While serving in the Congo in 1960, at the beginning of his foreign service career, Frank Carlucci was a passenger in a car that struck and killed a bicyclist. The driver took off, leaving Carlucci facing an angry crowd. There was some pushing and shoving, and before he could be rescued, Carlucci ended up with a knife in his back. Thus when he was appointed last week as President Reagan’s new National Security Adviser, Carlucci became the first man to have been stabbed in the back even before he assumed that highly exposed post.
For years Carlucci, a Princeton graduate from Wilkes-Barre, Pa., operated as the ultimate No. 2 man, a fellow who seemed destined to be a deputy: second secretary in the Congo (now Zaïre); assistant director at the Office of Economic Opportunity; deputy director of the Office of Management and Budget; Under Secretary of Health, Education and Welfare; deputy director of the CIA; Deputy Secretary of the Defense Department. In doing so, he developed admiring mentors, among them Caspar Weinberger, his boss at HEW and the Defense Department, and George Shultz, his boss at OMB. Both men had Carlucci, 56, on their recommended list last week as a replacement for the departing John Poindexter.

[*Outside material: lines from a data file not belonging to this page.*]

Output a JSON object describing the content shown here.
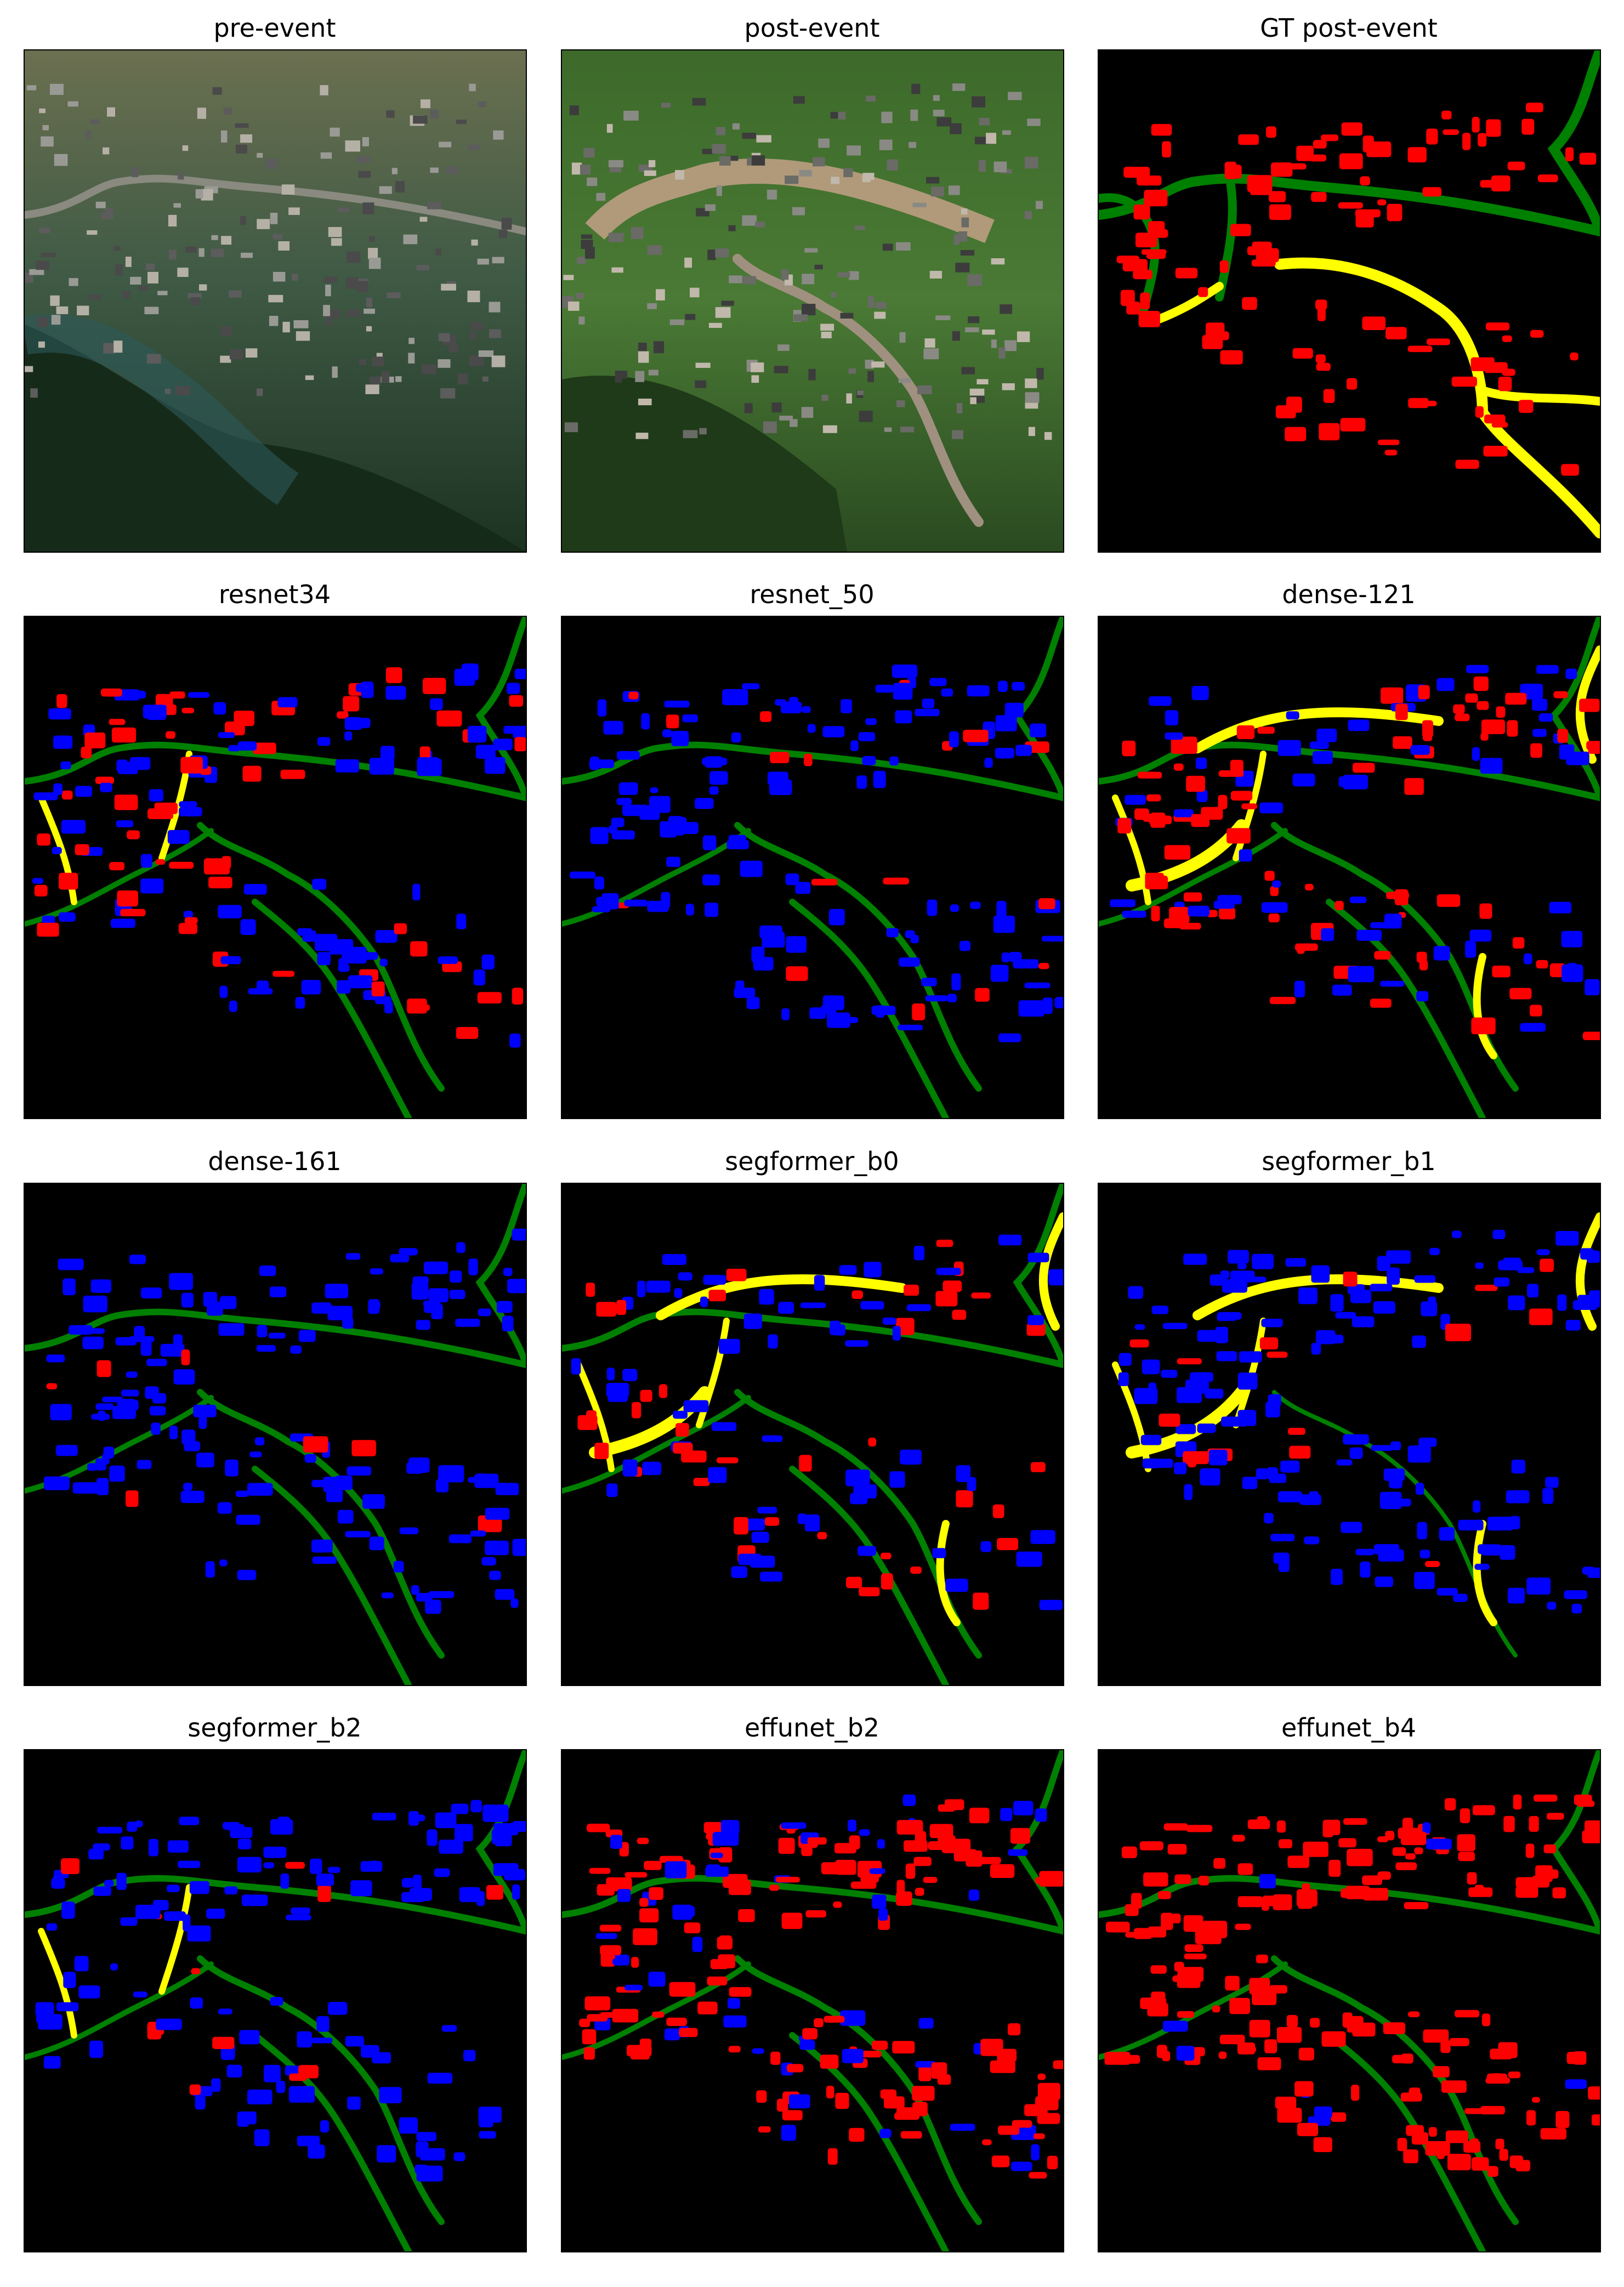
{
  "colors": {
    "background": "#000000",
    "building_no_damage": "#0000ff",
    "building_damaged": "#ff0000",
    "road_no_damage": "#008000",
    "road_damaged": "#ffff00"
  },
  "panels": [
    {
      "title": "pre-event",
      "kind": "photo-pre"
    },
    {
      "title": "post-event",
      "kind": "photo-post"
    },
    {
      "title": "GT post-event",
      "kind": "gt"
    },
    {
      "title": "resnet34",
      "kind": "pred"
    },
    {
      "title": "resnet_50",
      "kind": "pred"
    },
    {
      "title": "dense-121",
      "kind": "pred"
    },
    {
      "title": "dense-161",
      "kind": "pred"
    },
    {
      "title": "segformer_b0",
      "kind": "pred"
    },
    {
      "title": "segformer_b1",
      "kind": "pred"
    },
    {
      "title": "segformer_b2",
      "kind": "pred"
    },
    {
      "title": "effunet_b2",
      "kind": "pred"
    },
    {
      "title": "effunet_b4",
      "kind": "pred"
    }
  ]
}
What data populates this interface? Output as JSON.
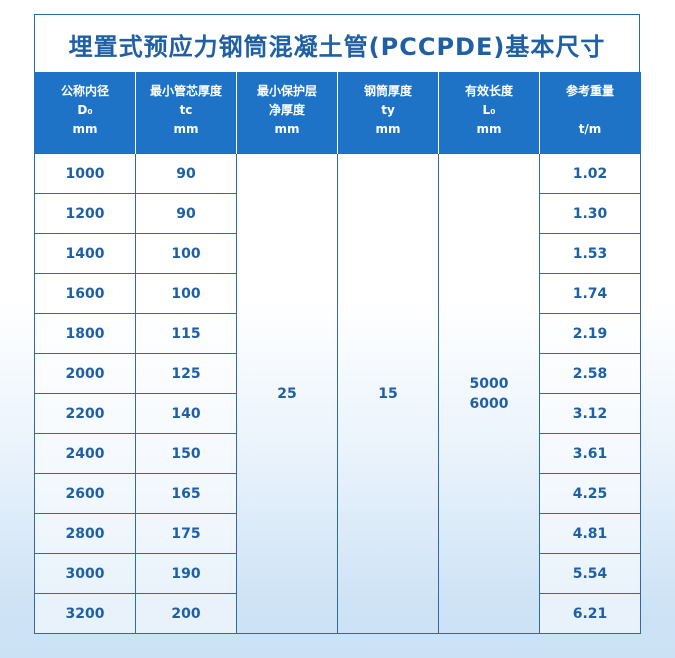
{
  "title": "埋置式预应力钢筒混凝土管(PCCPDE)基本尺寸",
  "headers": [
    {
      "line1": "公称内径",
      "line2": "D₀",
      "line3": "mm"
    },
    {
      "line1": "最小管芯厚度",
      "line2": "tc",
      "line3": "mm"
    },
    {
      "line1": "最小保护层",
      "line2": "净厚度",
      "line3": "mm"
    },
    {
      "line1": "钢筒厚度",
      "line2": "ty",
      "line3": "mm"
    },
    {
      "line1": "有效长度",
      "line2": "L₀",
      "line3": "mm"
    },
    {
      "line1": "参考重量",
      "line2": "",
      "line3": "t/m"
    }
  ],
  "merged": {
    "min_cover": "25",
    "steel_thickness": "15",
    "length_1": "5000",
    "length_2": "6000"
  },
  "rows": [
    {
      "diameter": "1000",
      "core": "90",
      "weight": "1.02"
    },
    {
      "diameter": "1200",
      "core": "90",
      "weight": "1.30"
    },
    {
      "diameter": "1400",
      "core": "100",
      "weight": "1.53"
    },
    {
      "diameter": "1600",
      "core": "100",
      "weight": "1.74"
    },
    {
      "diameter": "1800",
      "core": "115",
      "weight": "2.19"
    },
    {
      "diameter": "2000",
      "core": "125",
      "weight": "2.58"
    },
    {
      "diameter": "2200",
      "core": "140",
      "weight": "3.12"
    },
    {
      "diameter": "2400",
      "core": "150",
      "weight": "3.61"
    },
    {
      "diameter": "2600",
      "core": "165",
      "weight": "4.25"
    },
    {
      "diameter": "2800",
      "core": "175",
      "weight": "4.81"
    },
    {
      "diameter": "3000",
      "core": "190",
      "weight": "5.54"
    },
    {
      "diameter": "3200",
      "core": "200",
      "weight": "6.21"
    }
  ]
}
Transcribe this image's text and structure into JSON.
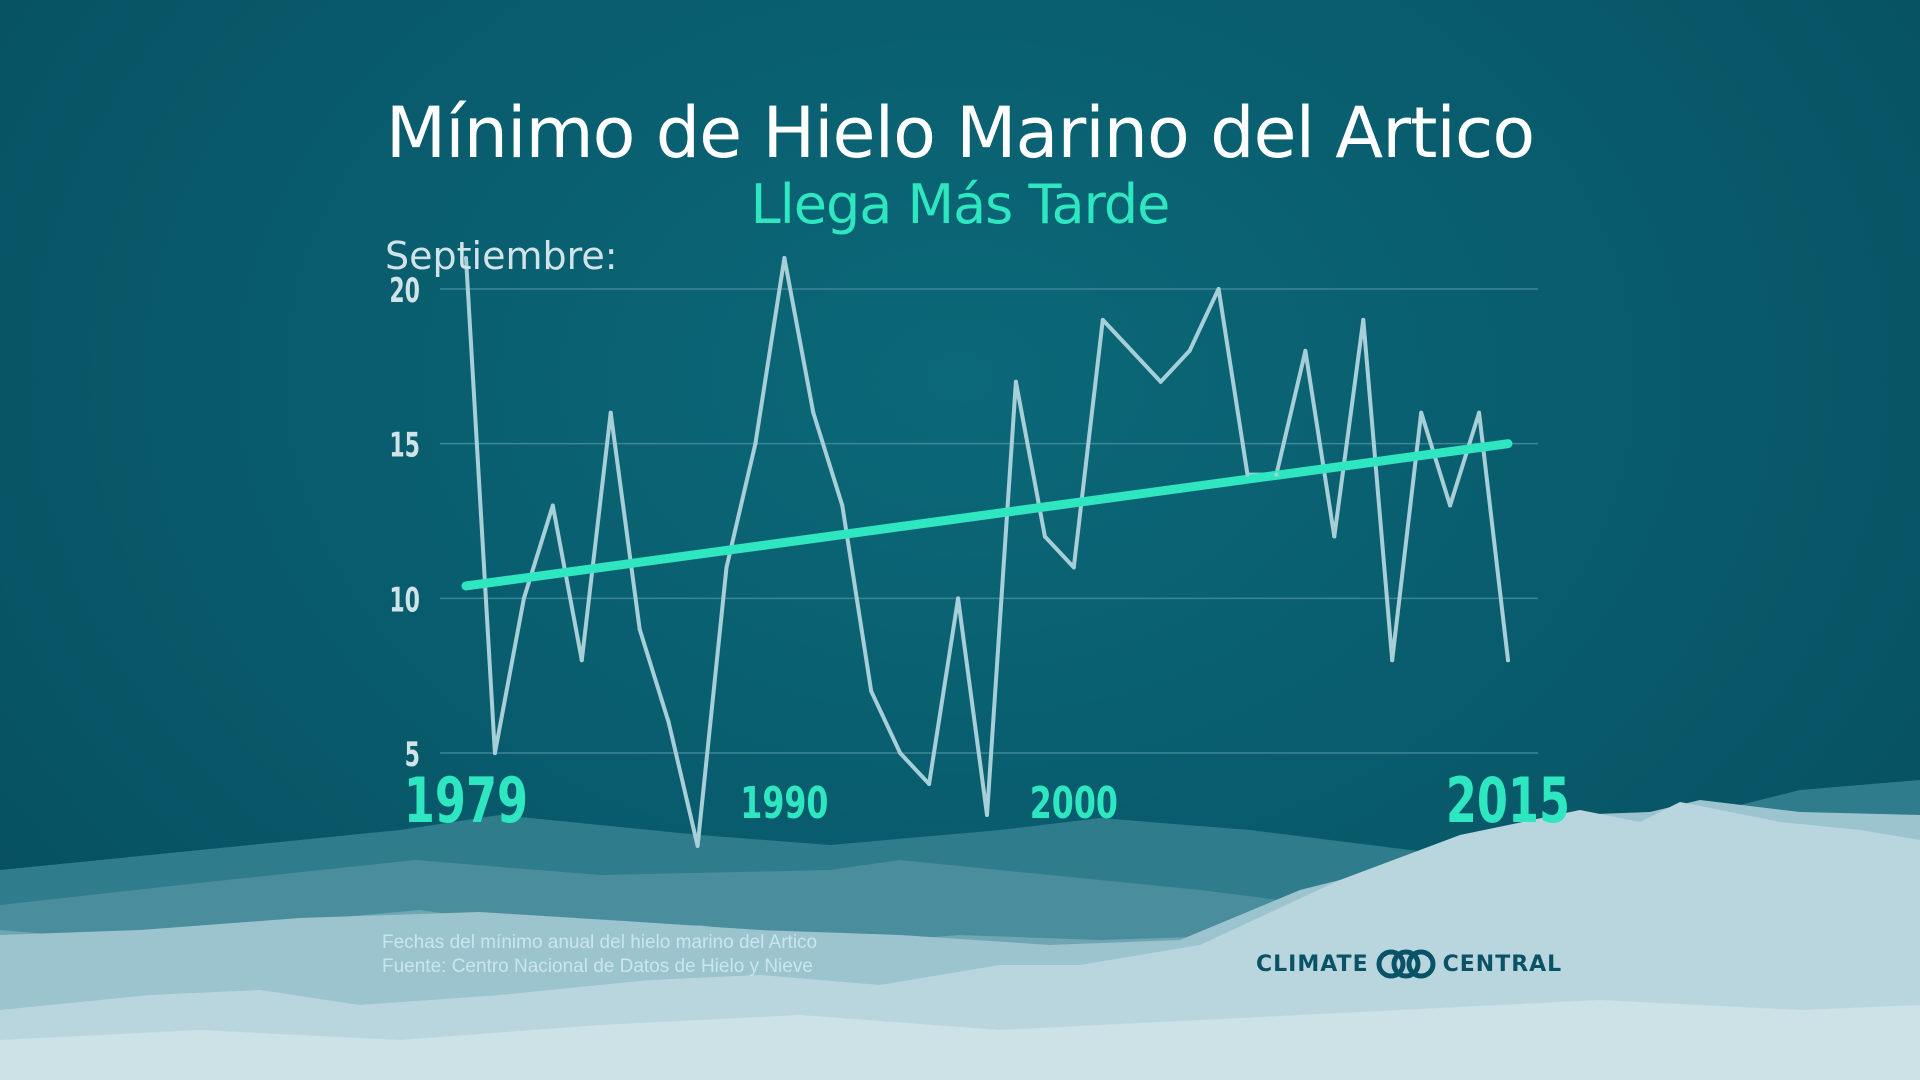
{
  "title": "Mínimo de Hielo Marino del Artico",
  "subtitle": "Llega Más Tarde",
  "footnote": {
    "line1": "Fechas del mínimo anual del hielo marino del Artico",
    "line2": "Fuente: Centro Nacional de Datos de Hielo y Nieve"
  },
  "logo": {
    "left": "CLIMATE",
    "right": "CENTRAL"
  },
  "colors": {
    "background": "#085a6b",
    "title": "#ffffff",
    "accent": "#2ee6c0",
    "data_line": "#a6cfd8",
    "grid": "#3f8595"
  },
  "chart_data": {
    "type": "line",
    "title": "Mínimo de Hielo Marino del Artico",
    "subtitle": "Llega Más Tarde",
    "ylabel": "Septiembre:",
    "ylim": [
      4,
      21
    ],
    "yticks": [
      5,
      10,
      15,
      20
    ],
    "xlim": [
      1979,
      2015
    ],
    "xticks": [
      {
        "value": 1979,
        "label": "1979",
        "highlight": true
      },
      {
        "value": 1990,
        "label": "1990",
        "highlight": false
      },
      {
        "value": 2000,
        "label": "2000",
        "highlight": false
      },
      {
        "value": 2015,
        "label": "2015",
        "highlight": true
      }
    ],
    "grid": true,
    "x": [
      1979,
      1980,
      1981,
      1982,
      1983,
      1984,
      1985,
      1986,
      1987,
      1988,
      1989,
      1990,
      1991,
      1992,
      1993,
      1994,
      1995,
      1996,
      1997,
      1998,
      1999,
      2000,
      2001,
      2002,
      2003,
      2004,
      2005,
      2006,
      2007,
      2008,
      2009,
      2010,
      2011,
      2012,
      2013,
      2014,
      2015
    ],
    "series": [
      {
        "values": [
          21,
          5,
          10,
          13,
          8,
          16,
          9,
          6,
          2,
          11,
          15,
          21,
          16,
          13,
          7,
          5,
          4,
          10,
          3,
          17,
          12,
          11,
          19,
          18,
          17,
          18,
          20,
          14,
          14,
          18,
          12,
          19,
          8,
          16,
          13,
          16,
          8
        ]
      }
    ],
    "trend": {
      "start": [
        1979,
        10.4
      ],
      "end": [
        2015,
        15
      ]
    }
  }
}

Carlucci, who is known for his aggressiveness and tenacity, has the stature to be an independent force in the White House, one who will not allow himself to be dominated by Chief of Staff Donald Regan. As Ambassador to Portugal when pro-Communist military men took over in 1975, he stood up to Secretary of State Henry Kissinger, who felt that the U.S. should break with the Lisbon regime. Carlucci urged support for Portugal’s moderate left as the best way to ensure the downfall of the Communist hard-liners. He prevailed, and was proved correct.
Carlucci has seen firsthand the risks involved in covert actions. While he was at the CIA during the Carter Administration, the agency ran a secret operation to infiltrate and destabilize Marxist-ruled South Yemen. It ended in the execution of twelve agency operatives.
When Weinberger picked Carlucci to be his deputy in 1981, many conservatives criticized the choice of a nonideological bureaucrat who had served with Jimmy Carter. At the Pentagon he was extremely sensitive to leaks, and after one such incident he had some 25 high-level officials, including himself, submit to lie-detector tests. “I believe in appropriate secrets,” Carlucci says, “and I believe in keeping them.” But unlike CIA Director William Casey, Carlucci is comfortable with the concept of congressional oversight of intelligence activities.
One of Carlucci’s controversial actions at the Pentagon involved Richard Secord, who was then a deputy assistant secretary for the Middle East and has since become a central figure in the network of private arms dealers supplying Iran and the contras. In early 1982 Secord was placed on leave while a federal grand jury investigated his alleged ties to Edwin Wilson, a renegade CIA operative turned arms merchant. But with Carlucci’s approval, Secord was soon reinstated. Secord, who was never indicted, was many rungs down in the hierarchy from Carlucci, and one of Carlucci’s subordinates last week took responsibility for making the decision to reinstate Secord.
Carlucci, who until recently served as chairman of Sears World Trade Inc., stresses that in his new job he will report directly to the President. But he pointedly noted that he would “certainly envisage keeping the President’s chief of staff informed.” He immediately sent in a ten-member team to sniff out structural and personnel problems at the NSC. “I want to rebuild the NSC policy-formulation machinery,” he said in an interview. Covert operations like the one in Iran, he notes, “are at times desirable,” but “all the procedures need to be followed.” Unlike his predecessors, however, he does not feel that covert actions should be run from the White House. “There is an appropriate place in the Government designated to run such operations,” he says, referring to the CIA. “The NSC is a staff operation.”